Monday, October 19, 2009

Nagios: check_http, using the --invert-regex option

Some times you want to check that something is running or working correctly and you work out tests for that. Other times you want to know when something is broken and throwing error messages. This is about the latter, a proper HTTP 200 code is great and all, but what if the page is just showing "Too Many Connections" instead of your home page? My old check_http command for this server used to look like, well, check_http. I didn't check anything about it specifically, just that it was returning a 200 code.

Today however I knew I needed something more in depth. Our database server lost its local network connection, but still was available over the public IP, which is what I test against. Once we re-directed the SQL requests to the public IP address of the server everything started working again, until we ran across "Too Many Connections". The database server kept all of the "local" connections open and thus we ate up the rest.

So, how to test for this scenario? After reading through the man pages of check_http I saw this little gem "--invert-regex Return CRITICAL if found, OK if not". This I knew was exactly what I was looking for! If it sees our error codes it will go Critical! Now to put this gem into practice. Here is where the man pages fall short. There is no explanation on HOW to use this, just that it exists. I tried the obvious to me "check_http -H hostname.com -w 3 -c 5 --invert-regex 'Some string'", but that didn't work. OK, lets try "check_http -H hostname.com -w 3 -c 5 --invert-regex='Some string'" nope that errored out with " option `--invert-regex' doesn't allow an argument".

Third times the charm right?
"check_http -H hostname.com -w 3 -c 5 -r 'Some string' --invert-regex '"
# HTTP OK HTTP/1.1 200 OK - 0.355 second response time |time=0.354966s;3.000000;5.000000;0.000000 size=12975B;;;0

Yes, as it turns out third time is the charm. So that got me thinking some more. How can I ensure that the page is rendering correctly, and if it isn't fail but in a specific way?

"check_http -H hostname.com -w 3 -c 5 -r 'Some string I want in my page' -r 'Some string I don't want to see' --invert-regex '"

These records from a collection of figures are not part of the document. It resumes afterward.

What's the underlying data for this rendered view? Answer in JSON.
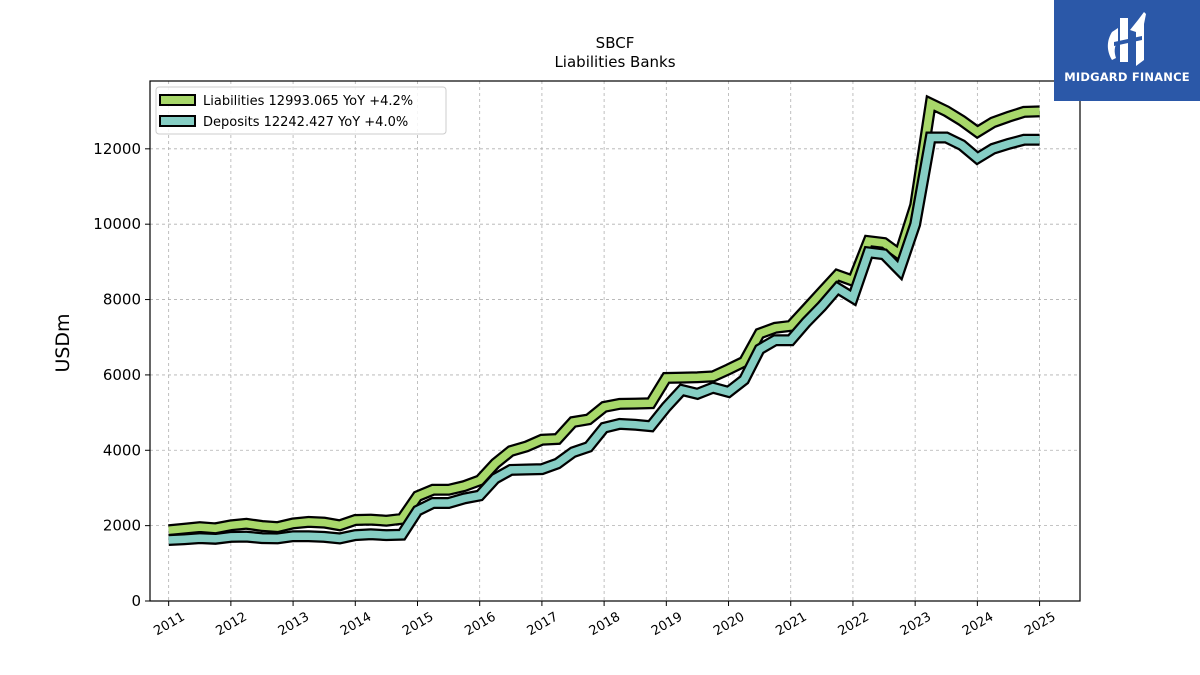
{
  "chart_data": {
    "type": "line",
    "title": "SBCF",
    "subtitle": "Liabilities Banks",
    "xlabel": "",
    "ylabel": "USDm",
    "xlim": [
      2010.7,
      2025.65
    ],
    "ylim": [
      0,
      13800
    ],
    "yticks": [
      0,
      2000,
      4000,
      6000,
      8000,
      10000,
      12000
    ],
    "xticks": [
      2011,
      2012,
      2013,
      2014,
      2015,
      2016,
      2017,
      2018,
      2019,
      2020,
      2021,
      2022,
      2023,
      2024,
      2025
    ],
    "grid": true,
    "legend_position": "top-left",
    "series": [
      {
        "name": "Liabilities",
        "legend_label": "Liabilities  12993.065 YoY +4.2%",
        "color": "#a8d86a",
        "x": [
          2011.0,
          2011.25,
          2011.5,
          2011.75,
          2012.0,
          2012.25,
          2012.5,
          2012.75,
          2013.0,
          2013.25,
          2013.5,
          2013.75,
          2014.0,
          2014.25,
          2014.5,
          2014.75,
          2015.0,
          2015.25,
          2015.5,
          2015.75,
          2016.0,
          2016.25,
          2016.5,
          2016.75,
          2017.0,
          2017.25,
          2017.5,
          2017.75,
          2018.0,
          2018.25,
          2018.5,
          2018.75,
          2019.0,
          2019.25,
          2019.5,
          2019.75,
          2020.0,
          2020.25,
          2020.5,
          2020.75,
          2021.0,
          2021.25,
          2021.5,
          2021.75,
          2022.0,
          2022.25,
          2022.5,
          2022.75,
          2023.0,
          2023.25,
          2023.5,
          2023.75,
          2024.0,
          2024.25,
          2024.5,
          2024.75,
          2025.0
        ],
        "values": [
          1880,
          1920,
          1960,
          1930,
          2010,
          2050,
          1990,
          1960,
          2060,
          2100,
          2080,
          2010,
          2150,
          2160,
          2130,
          2180,
          2780,
          2950,
          2950,
          3050,
          3200,
          3650,
          3980,
          4100,
          4280,
          4300,
          4750,
          4820,
          5150,
          5230,
          5240,
          5250,
          5920,
          5930,
          5940,
          5960,
          6150,
          6350,
          7100,
          7250,
          7300,
          7750,
          8200,
          8650,
          8500,
          9550,
          9500,
          9200,
          10500,
          13200,
          13000,
          12750,
          12450,
          12700,
          12850,
          12980,
          12993
        ]
      },
      {
        "name": "Deposits",
        "legend_label": "Deposits  12242.427 YoY +4.0%",
        "color": "#86cec4",
        "x": [
          2011.0,
          2011.25,
          2011.5,
          2011.75,
          2012.0,
          2012.25,
          2012.5,
          2012.75,
          2013.0,
          2013.25,
          2013.5,
          2013.75,
          2014.0,
          2014.25,
          2014.5,
          2014.75,
          2015.0,
          2015.25,
          2015.5,
          2015.75,
          2016.0,
          2016.25,
          2016.5,
          2016.75,
          2017.0,
          2017.25,
          2017.5,
          2017.75,
          2018.0,
          2018.25,
          2018.5,
          2018.75,
          2019.0,
          2019.25,
          2019.5,
          2019.75,
          2020.0,
          2020.25,
          2020.5,
          2020.75,
          2021.0,
          2021.25,
          2021.5,
          2021.75,
          2022.0,
          2022.25,
          2022.5,
          2022.75,
          2023.0,
          2023.25,
          2023.5,
          2023.75,
          2024.0,
          2024.25,
          2024.5,
          2024.75,
          2025.0
        ],
        "values": [
          1620,
          1640,
          1670,
          1650,
          1700,
          1710,
          1670,
          1660,
          1720,
          1720,
          1700,
          1660,
          1750,
          1770,
          1750,
          1760,
          2400,
          2600,
          2600,
          2720,
          2800,
          3250,
          3480,
          3490,
          3500,
          3650,
          3950,
          4090,
          4600,
          4700,
          4680,
          4640,
          5150,
          5600,
          5500,
          5660,
          5550,
          5870,
          6680,
          6920,
          6920,
          7400,
          7820,
          8300,
          8050,
          9250,
          9200,
          8780,
          10000,
          12300,
          12300,
          12100,
          11750,
          12000,
          12130,
          12240,
          12242
        ]
      }
    ]
  },
  "logo": {
    "text": "MIDGARD FINANCE",
    "background": "#2b58a8"
  }
}
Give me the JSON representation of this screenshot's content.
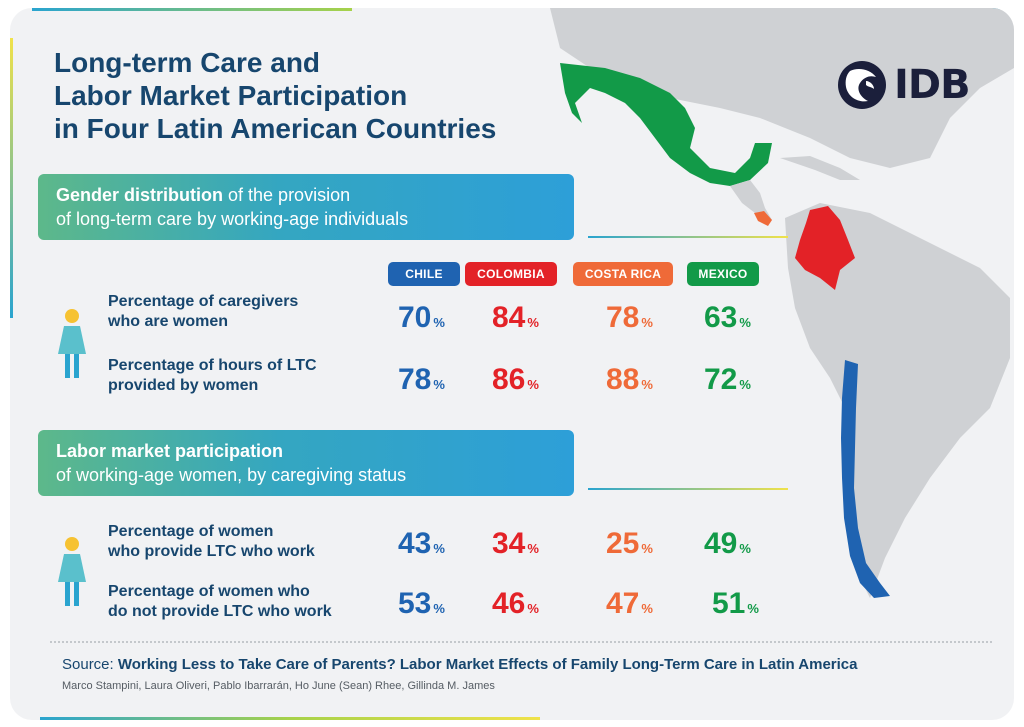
{
  "title": {
    "line1": "Long-term Care and",
    "line2": "Labor Market Participation",
    "line3": "in Four Latin American Countries"
  },
  "logo": {
    "text": "IDB",
    "icon": "idb-globe-icon"
  },
  "section1": {
    "bold": "Gender distribution",
    "rest1": " of the provision",
    "line2": "of long-term care by working-age individuals"
  },
  "section2": {
    "line1": "Labor market participation",
    "line2": "of working-age women, by caregiving status"
  },
  "countries": [
    "CHILE",
    "COLOMBIA",
    "COSTA RICA",
    "MEXICO"
  ],
  "colors": {
    "chile": "#1f63b1",
    "colombia": "#e32227",
    "costa_rica": "#ef6a38",
    "mexico": "#129a48",
    "title": "#17466e"
  },
  "rows": [
    {
      "label1": "Percentage of caregivers",
      "label2": "who are women",
      "values": [
        "70",
        "84",
        "78",
        "63"
      ]
    },
    {
      "label1": "Percentage of hours of LTC",
      "label2": "provided by women",
      "values": [
        "78",
        "86",
        "88",
        "72"
      ]
    },
    {
      "label1": "Percentage of women",
      "label2": "who provide LTC who work",
      "values": [
        "43",
        "34",
        "25",
        "49"
      ]
    },
    {
      "label1": "Percentage of women who",
      "label2": "do not provide LTC who work",
      "values": [
        "53",
        "46",
        "47",
        "51"
      ]
    }
  ],
  "percent_sign": "%",
  "source": {
    "lead": "Source: ",
    "title": "Working Less to Take Care of Parents? Labor Market Effects of Family Long-Term Care in Latin America",
    "authors": "Marco Stampini, Laura Oliveri, Pablo Ibarrarán, Ho June (Sean) Rhee, Gillinda M. James"
  }
}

You can add more than one -r to the check_http command and it will require all of them to be present for the test to pass, and if one of them fails then it will go critical! Perfect!

If you have any more insight into using the check_http command in Nagios I want to hear about it. We are always running into new failure scenarios that we didn't anticipate and I want to know about them before one of my users tells me about it.